Thanks! Youre on your way! What kind of amazon sword is that? Many get pretty big, especially for a tank with a 12 inch footprint, early on I kept an aponogeton that grew to be a giant in the 15, it was work. Peacock fern is not a fully aquatic plant and will slowly die submerged, it prefers wet feet and dry leaves. Id also break up that carpet and plant sprig by sprig for a more even spread and a faster fill. 3-4" deep substrate isnt bad at all, my substrate is 1ft deep at the highest point in my 60 gallon. You want enough for roots and root tabs if needed.


----------



## jkeasterly (Dec 29, 2017)

KrypleBerry said:


> Thanks! Youre on your way! What kind of amazon sword is that? Many get pretty big, especially for a tank with a 12 inch footprint, early on I kept an aponogeton that grew to be a giant in the 15, it was work. Peacock fern is not a fully aquatic plant and will slowly die submerged, it prefers wet feet and dry leaves. Id also break up that carpet and plant sprig by sprig for a more even spread and a faster fill. 3-4" deep substrate isnt bad at all, my substrate is 1ft deep at the highest point in my 60 gallon. You want enough for roots and root tabs if needed.


I'm not exactly sure what kind of sword. I am aiming for an overgrown jungle type tank though. Too much would be a good problem to have! At least I'll know something is working right. I am nervous about replanting the carpet as I don't want to disturb plants... you think it won't be a big deal? 

Sent from my SM-G935V using Tapatalk


----------



## sevendust111 (Jul 15, 2014)

KrypleBerry said:


> 15 columns are a lot of fun. I have the same tank.
> 
> 
> 
> ...


Pretty much this. This tank was my main tank for 3 years. I recently got rid of it for a 25g cube. My wife doesn't like long tanks so I am relegated to taller tanks if I want a tank in my family room.
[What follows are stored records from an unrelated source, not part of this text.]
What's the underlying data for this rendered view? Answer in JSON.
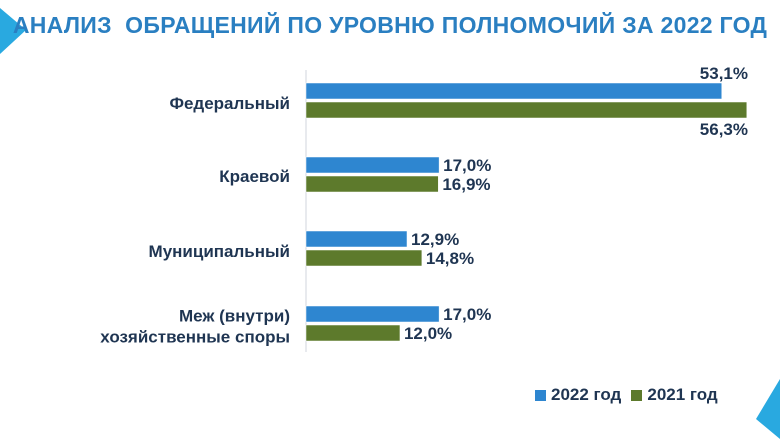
{
  "title": "АНАЛИЗ  ОБРАЩЕНИЙ ПО УРОВНЮ ПОЛНОМОЧИЙ ЗА 2022 ГОД",
  "colors": {
    "accent": "#2a7fc1",
    "series_2022": "#2e86d0",
    "series_2021": "#5d7a2c",
    "text": "#1f3552",
    "decor": "#29a9e0"
  },
  "chart_data": {
    "type": "bar",
    "orientation": "horizontal",
    "title": "АНАЛИЗ  ОБРАЩЕНИЙ ПО УРОВНЮ ПОЛНОМОЧИЙ ЗА 2022 ГОД",
    "categories": [
      [
        "Федеральный"
      ],
      [
        "Краевой"
      ],
      [
        "Муниципальный"
      ],
      [
        "Меж (внутри)",
        "хозяйственные споры"
      ]
    ],
    "series": [
      {
        "name": "2022 год",
        "values": [
          53.1,
          17.0,
          12.9,
          17.0
        ],
        "labels": [
          "53,1%",
          "17,0%",
          "12,9%",
          "17,0%"
        ],
        "color": "#2e86d0"
      },
      {
        "name": "2021 год",
        "values": [
          56.3,
          16.9,
          14.8,
          12.0
        ],
        "labels": [
          "56,3%",
          "16,9%",
          "14,8%",
          "12,0%"
        ],
        "color": "#5d7a2c"
      }
    ],
    "xlim": [
      0,
      60
    ],
    "grid": false,
    "legend_position": "bottom-right",
    "xlabel": "",
    "ylabel": ""
  },
  "legend": {
    "items": [
      "2022 год",
      "2021 год"
    ]
  }
}
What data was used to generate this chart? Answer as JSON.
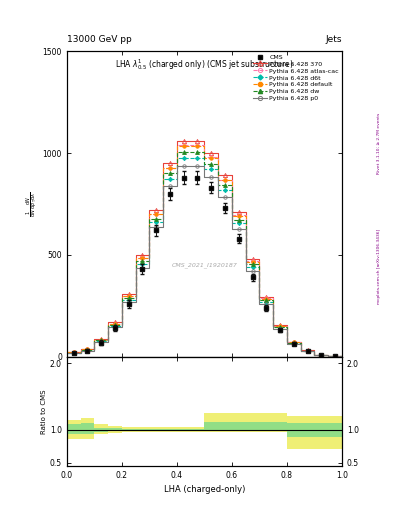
{
  "title_top": "13000 GeV pp",
  "title_right": "Jets",
  "plot_title": "LHA $\\lambda^{1}_{0.5}$ (charged only) (CMS jet substructure)",
  "xlabel": "LHA (charged-only)",
  "ylabel_ratio": "Ratio to CMS",
  "watermark": "CMS_2021_I1920187",
  "rivet_text": "Rivet 3.1.10; ≥ 2.7M events",
  "mcplots_text": "mcplots.cern.ch [arXiv:1306.3436]",
  "x_edges": [
    0.0,
    0.05,
    0.1,
    0.15,
    0.2,
    0.25,
    0.3,
    0.35,
    0.4,
    0.45,
    0.5,
    0.55,
    0.6,
    0.65,
    0.7,
    0.75,
    0.8,
    0.85,
    0.9,
    0.95,
    1.0
  ],
  "cms_values": [
    20,
    30,
    70,
    140,
    260,
    430,
    620,
    800,
    880,
    880,
    830,
    730,
    580,
    390,
    240,
    130,
    65,
    28,
    10,
    4
  ],
  "cms_errors": [
    5,
    6,
    10,
    15,
    20,
    25,
    28,
    30,
    32,
    30,
    28,
    25,
    22,
    18,
    14,
    10,
    6,
    4,
    2,
    1
  ],
  "pythia_370_values": [
    22,
    38,
    88,
    170,
    310,
    500,
    720,
    950,
    1060,
    1060,
    1000,
    890,
    710,
    480,
    295,
    158,
    75,
    32,
    11,
    4
  ],
  "pythia_atlas_cac_values": [
    22,
    36,
    84,
    162,
    298,
    484,
    700,
    925,
    1040,
    1040,
    980,
    870,
    695,
    468,
    287,
    153,
    72,
    30,
    10,
    3
  ],
  "pythia_d6t_values": [
    20,
    32,
    76,
    150,
    278,
    455,
    660,
    875,
    975,
    975,
    920,
    820,
    655,
    440,
    270,
    144,
    68,
    29,
    10,
    3
  ],
  "pythia_default_values": [
    22,
    36,
    84,
    162,
    298,
    484,
    700,
    925,
    1035,
    1035,
    975,
    868,
    690,
    465,
    285,
    152,
    72,
    30,
    10,
    3
  ],
  "pythia_dw_values": [
    21,
    34,
    80,
    156,
    288,
    468,
    678,
    900,
    1005,
    1005,
    948,
    843,
    673,
    453,
    278,
    148,
    70,
    29,
    10,
    3
  ],
  "pythia_p0_values": [
    19,
    30,
    72,
    144,
    268,
    438,
    635,
    840,
    935,
    935,
    882,
    785,
    627,
    421,
    258,
    138,
    65,
    27,
    9,
    3
  ],
  "ratio_yellow_lo": [
    0.85,
    0.85,
    0.93,
    0.95,
    0.96,
    0.96,
    0.96,
    0.96,
    0.96,
    0.96,
    0.96,
    0.96,
    0.96,
    0.96,
    0.96,
    0.96,
    0.7,
    0.7,
    0.7,
    0.7
  ],
  "ratio_yellow_hi": [
    1.15,
    1.18,
    1.08,
    1.05,
    1.04,
    1.04,
    1.04,
    1.04,
    1.04,
    1.04,
    1.25,
    1.25,
    1.25,
    1.25,
    1.25,
    1.25,
    1.2,
    1.2,
    1.2,
    1.2
  ],
  "ratio_green_lo": [
    0.93,
    0.93,
    0.97,
    0.98,
    0.99,
    0.99,
    0.99,
    0.99,
    0.99,
    0.99,
    0.99,
    0.99,
    0.99,
    0.99,
    0.99,
    0.99,
    0.88,
    0.88,
    0.88,
    0.88
  ],
  "ratio_green_hi": [
    1.08,
    1.1,
    1.03,
    1.02,
    1.01,
    1.01,
    1.01,
    1.01,
    1.01,
    1.01,
    1.12,
    1.12,
    1.12,
    1.12,
    1.12,
    1.12,
    1.1,
    1.1,
    1.1,
    1.1
  ],
  "color_370": "#e8413a",
  "color_atlas_cac": "#ff77aa",
  "color_d6t": "#00bbaa",
  "color_default": "#ff8800",
  "color_dw": "#228822",
  "color_p0": "#777777",
  "color_cms": "#111111",
  "ylim_main": [
    0,
    1400
  ],
  "yticks_main": [
    0,
    500,
    1000,
    1500
  ],
  "ylim_ratio": [
    0.45,
    2.1
  ],
  "yticks_ratio": [
    0.5,
    1.0,
    2.0
  ],
  "xlim": [
    0.0,
    1.0
  ]
}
The Ac50 is perfect for this tank and worth the investment. I did the same. The 50w flood is going to be too much unless you mount it high or use co2. I would start with a 24w. You could also do the mod in this thread which is what I did...

http://www.plantedtank.net/forums/9...column-what-have-you-done.html#/topics/161451


----------



## jkeasterly (Dec 29, 2017)

sevendust111 said:


> Pretty much this. This tank was my main tank for 3 years. I recently got rid of it for a 25g cube. My wife doesn't like long tanks so I am relegated to taller tanks if I want a tank in my family room.
> 
> The Ac50 is perfect for this tank and worth the investment. I did the same. The 50w flood is going to be too much unless you mount it high or use co2. I would start with a 24w. You could also do the mod in this thread which is what I did...
> 
> http://www.plantedtank.net/forums/9...column-what-have-you-done.html#/topics/161451


Thanks for the advice! Nice tank for sure!

Sent from my SM-G935V using Tapatalk


----------



## jkeasterly (Dec 29, 2017)

So I think I have "plant from tube grown outside of water" syndrome. Hopefully they will come back. I realized by looking at the side angle of the tank that I wish I had slanted it left to right when you're looking at the front of the tank! Newb problems. If the plants don't come back from this melting I will definitely change the scape. Also, do you guys buy plants online? 

Thanks for the input! 

Sent from my SM-G935V using Tapatalk


----------